There are some great solutions already. Bravo. Don’t solve crime, just equalize it, make sure everyone feels it. Great idea. He goes on to say he never understood Mandela, especially because Mandela ‘spent a lot of time smiling and hugging [whites]…

He goes on to postulate: ‘Although the Big Lion in power hasn’t killed any whites they don’t like him. They miss Mandela…Folks I think soon South Africa will have the kind of president who will once and for all sort out the whites…Some of the whites are so poor they have resorted to begging at traffic lights. The sight of white beggars gives me so much joy. Let them taste the feeling. Blacks have been begging since forever…[whites] should count themselves lucky they were not shot on the day of liberation. Perhaps it’s not too late to hang a few whites at the local stadium just to remind them who is in charge…Why didn’t they [blacks] divide white women amongst themselves? But again I don’t think it’s too late. Whites never stop complaining. They whinge about crime. They say the country is the most violent in the world…I can’t wait for him [Zuma] to take over. But as part of sorting out an ungrateful white people I want Zuma to embark on a re-distribution exercise. I want him to distribute white women among the long suffering black chaps in South Africa. He must first choose which white woman he wants. He can even have two.’

I have no doubt that the dentist, who was 82, saw his decent life in South Africa flash before his eyes as the last of his life left him, and as his wife slid from view. I have no doubt that this dentist, who was the only man in the town for the locals to turn to, saw his own blood spool onto the floor in front of him. Your blood has been shed, old man, and for what? Having lived, probably, his whole life in Africa, he probably expected, since it was a good life, he would end his days peacefully. But as the painful swarm fired across his old skeleton, I am sure that he realized his mistake. With his eyelashes dripping he realized: ‘This is South Africa after all, and now I am just another dying white man in Africa.’

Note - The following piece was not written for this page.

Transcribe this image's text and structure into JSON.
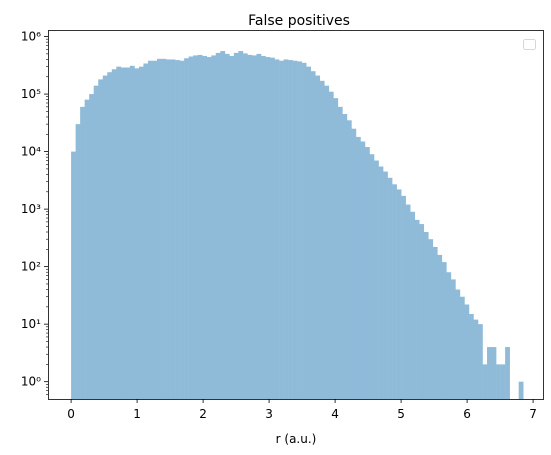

There is an abyss in South Africa between the rich and the poor. Crime creates a bridge, something precarious like a rope bridge across a vast gorge. Some precious cargo is ferried in the dark from the mansions and manicured lawns in suburbia to the sea of shanties and smoke on the other side. Each time this happens, the barriers in those mansions go up a little higher, and the wealthy turn their backs even more on the poor. A few thieves and murderers profit, while the abyss widens and deepens. This Is South Africa.